Bref, nous avons finalement regagné le festival, quasiment 2h après l’avoir quitté et passablement énervés, cela va sans dire, pour attraper la fin de The Cure. C’était franchement bien, du moins le peu que l’on pu voir. On s’attendait vaguement à voir un vieux Robert Smith tout décrépi ânonnant vaguement les paroles de ces tubes, mais pas du tout. Le mec a presque gardé sa voix de 20 ans, et l’ensemble était vraiment agréable à écouter. Nous avons raté 2h de show (quand même) mais avons pu assister à la dernière demi-heure, le temps de pouvoir entendre en live « Close To Me »et « Boys Don’t Cry ».
Et ça, personne ne me l’enlèvera. Jamais.

Enfin, cela atténua un peu l’amertume que nous avions contre l’orga’, et nous permis de nous remettre en selle. Un passage rapide et glissant devant Wiz Khalifa, et c’était enfin un des moments fort de cette édition des Eurocks avec le set de Justice en live. Dans nos têtes, avant l’apocalypse, ça devait être le point culminant de la soirée, quand repus de drogues et d’alcool, les festivaliers allaient se finir devant un spectacle de qualité. Malheureusement, l’épisode orageux aura eu raison de nos ambitions, et c’est avec une certaine mélancolie désabusée que nous avons regardé le duo enchaîner ses titres.

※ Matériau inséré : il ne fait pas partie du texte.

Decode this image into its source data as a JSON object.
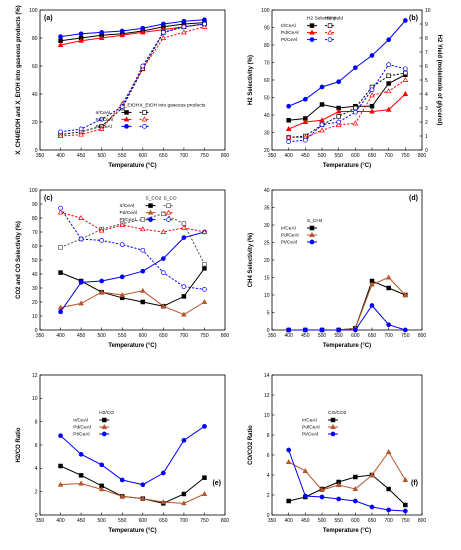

Le live n’est pas mauvais, loin de là, mais il faut reconnaître que la nature nous a foutu un sacrée coup au moral et que l’énorme jeu de lumière du set (deux murs de 9 amplis Marshall LEDifiés) ne nous a pas fait oublier que se taper 800 bornes pour voir des versaillais mettre des disques, ça fait un peu chier.

Un peu dur donc de se dire satisfait par ce samedi soir tronqué, où nous nous vîmes errer dans la nuit à la recherche d’un endroit un peu sec pour se garder d’un mauvais coup de froid, et ce malgré une belle éclaircie en forme de vieux chanteur de New wave…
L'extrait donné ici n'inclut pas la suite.